My good friend and roommate in college had a helpful sense of the absurd. Narrowing her eyes as she took a drag from an American Spirit yellow and sipped two buck chuck from a coffee mug in our slowly collapsing Brooklyn brownstone, she’d tell me all about “the struggle”.
We’d commiserate about the struggle during our monthly raids of the kitchen for baby cockroaches. We called those afternoons where we removed all of the food and dishes from the cabinets and sprayed the corners of the cabinets until the scuttling dots stopped moving “massacres” – I can still smell the acrid, but over time increasingly homey smell, of Raid. We’d paper towel out the bugs and residue afterwards, sweep the kitchen, and put everything back where it belonged.
This was just part of the process of living. I don’t think either of us actually believed that it was a struggle with a capital S. We had a roof over our heads, groceries in the fridge, and a public transit card to navigate the best city in the world for free happy hours and art events. That apartment in Brooklyn felt like a base camp in the middle of a wild urban playground, and the struggle was a reference to our attempts to somehow find the meaning of life within it all.
It was a nod to the absurdity of our daily routines. How we schlepped our laundry in grocery bags or carts down the street and sat in a humid room doing school work while our clothing tumbled in a machine behind us. Or we stayed out until 5am and got home as the sun was rising and someone on the street was cooking meat for the neighborhood on a barrel-shaped grill. We often had welts on our hands after bringing groceries home, because we’d tried to carry too much down into the subway and then back up to walk the five blocks to our apartment. We complained about not finding meaningful romantic relationships while sitting in our apartment together on a Saturday night drinking wine and listening to Bruce Springsteen.
Still, simply living in New York felt like an accomplishment. We celebrated the struggle. We knew it was intrinsic to living.
Now, ten plus years later in Alaska, the struggle is different. It’s less ironic. It’s more normal, and boring I think – the struggle is, like, paying the mortgage, or figuring out the error message on the dishwasher. So that I don’t sink into the most boring and horrifying parts of modern life – not becoming that person that’s telling a long and drawn out story about being on hold with AT&T customer service, for instance – I create struggle.

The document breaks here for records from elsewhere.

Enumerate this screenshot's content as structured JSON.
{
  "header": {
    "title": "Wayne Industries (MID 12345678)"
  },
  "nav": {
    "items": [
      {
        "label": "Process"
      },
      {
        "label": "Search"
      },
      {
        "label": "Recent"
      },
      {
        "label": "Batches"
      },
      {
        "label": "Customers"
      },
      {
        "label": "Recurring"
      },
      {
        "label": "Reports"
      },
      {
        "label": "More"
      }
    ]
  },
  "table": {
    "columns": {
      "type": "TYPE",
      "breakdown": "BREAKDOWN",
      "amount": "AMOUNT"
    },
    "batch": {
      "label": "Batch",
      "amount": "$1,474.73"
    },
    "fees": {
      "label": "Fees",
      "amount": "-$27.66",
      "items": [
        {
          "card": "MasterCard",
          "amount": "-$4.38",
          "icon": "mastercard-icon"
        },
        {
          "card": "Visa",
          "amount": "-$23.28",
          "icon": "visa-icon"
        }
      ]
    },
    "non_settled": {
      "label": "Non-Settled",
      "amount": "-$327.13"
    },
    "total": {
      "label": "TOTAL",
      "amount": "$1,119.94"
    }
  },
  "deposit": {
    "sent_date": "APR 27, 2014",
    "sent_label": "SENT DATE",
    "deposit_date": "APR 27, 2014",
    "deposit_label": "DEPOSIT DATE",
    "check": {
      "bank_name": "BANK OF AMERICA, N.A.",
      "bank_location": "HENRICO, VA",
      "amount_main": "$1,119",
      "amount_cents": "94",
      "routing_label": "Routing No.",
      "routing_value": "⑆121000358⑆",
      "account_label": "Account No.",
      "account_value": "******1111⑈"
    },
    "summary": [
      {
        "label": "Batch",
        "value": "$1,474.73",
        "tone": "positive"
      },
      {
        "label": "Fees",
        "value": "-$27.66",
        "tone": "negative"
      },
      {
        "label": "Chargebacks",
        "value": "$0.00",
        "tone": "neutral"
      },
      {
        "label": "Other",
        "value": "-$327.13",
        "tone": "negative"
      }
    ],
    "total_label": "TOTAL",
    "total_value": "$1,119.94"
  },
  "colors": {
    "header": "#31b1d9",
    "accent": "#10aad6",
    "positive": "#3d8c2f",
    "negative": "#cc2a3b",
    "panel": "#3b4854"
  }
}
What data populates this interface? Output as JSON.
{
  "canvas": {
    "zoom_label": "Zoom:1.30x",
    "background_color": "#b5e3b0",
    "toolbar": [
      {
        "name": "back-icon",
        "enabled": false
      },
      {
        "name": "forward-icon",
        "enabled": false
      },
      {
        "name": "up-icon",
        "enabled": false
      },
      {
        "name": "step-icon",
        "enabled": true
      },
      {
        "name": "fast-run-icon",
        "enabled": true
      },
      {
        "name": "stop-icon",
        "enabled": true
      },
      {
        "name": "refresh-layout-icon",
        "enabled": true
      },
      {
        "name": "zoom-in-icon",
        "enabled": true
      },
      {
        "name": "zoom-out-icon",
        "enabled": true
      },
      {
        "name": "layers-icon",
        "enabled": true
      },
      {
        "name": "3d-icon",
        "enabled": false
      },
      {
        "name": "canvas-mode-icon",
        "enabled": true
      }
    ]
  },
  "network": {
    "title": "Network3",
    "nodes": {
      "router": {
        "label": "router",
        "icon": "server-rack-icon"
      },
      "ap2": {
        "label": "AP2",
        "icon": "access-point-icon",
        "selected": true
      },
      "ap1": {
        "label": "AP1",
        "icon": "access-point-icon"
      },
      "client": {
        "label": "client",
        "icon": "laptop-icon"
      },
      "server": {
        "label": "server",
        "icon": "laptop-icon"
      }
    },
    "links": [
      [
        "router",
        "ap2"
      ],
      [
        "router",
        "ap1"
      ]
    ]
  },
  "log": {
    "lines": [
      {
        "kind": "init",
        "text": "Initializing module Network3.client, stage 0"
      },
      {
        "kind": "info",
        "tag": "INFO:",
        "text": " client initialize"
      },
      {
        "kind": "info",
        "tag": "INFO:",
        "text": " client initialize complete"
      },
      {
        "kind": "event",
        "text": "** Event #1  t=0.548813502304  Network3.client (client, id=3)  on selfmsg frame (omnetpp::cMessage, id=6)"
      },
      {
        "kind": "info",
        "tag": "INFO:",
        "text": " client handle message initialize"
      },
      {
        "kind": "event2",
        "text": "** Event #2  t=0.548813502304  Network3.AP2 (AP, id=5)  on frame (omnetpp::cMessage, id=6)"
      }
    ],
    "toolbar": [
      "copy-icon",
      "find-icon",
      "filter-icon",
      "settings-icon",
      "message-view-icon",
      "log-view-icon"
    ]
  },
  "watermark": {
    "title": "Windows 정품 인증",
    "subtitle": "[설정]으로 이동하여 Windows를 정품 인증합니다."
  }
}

I run. I bike. And, yes, I paint.
Painting isn’t schlepping the laundry, contending with a subway commute, or massacring baby cockroaches. It’s less of an externally imposed struggle. But it’s about attempting to shape and draw out something I so want to bring into the world, and all of the focus, frustration, and satisfaction that comes with that process. At the beginning, a painting is a big old unknown, and it’s up to me to see if I can make it happen.
I still struggle with whether I’m up to the task, every single time. And, frustrating though it is, that’s ultimately what makes every painting worth the effort. It’s one of my ways of finding the meaning in life, even and especially through the messiness and difficulty of it all.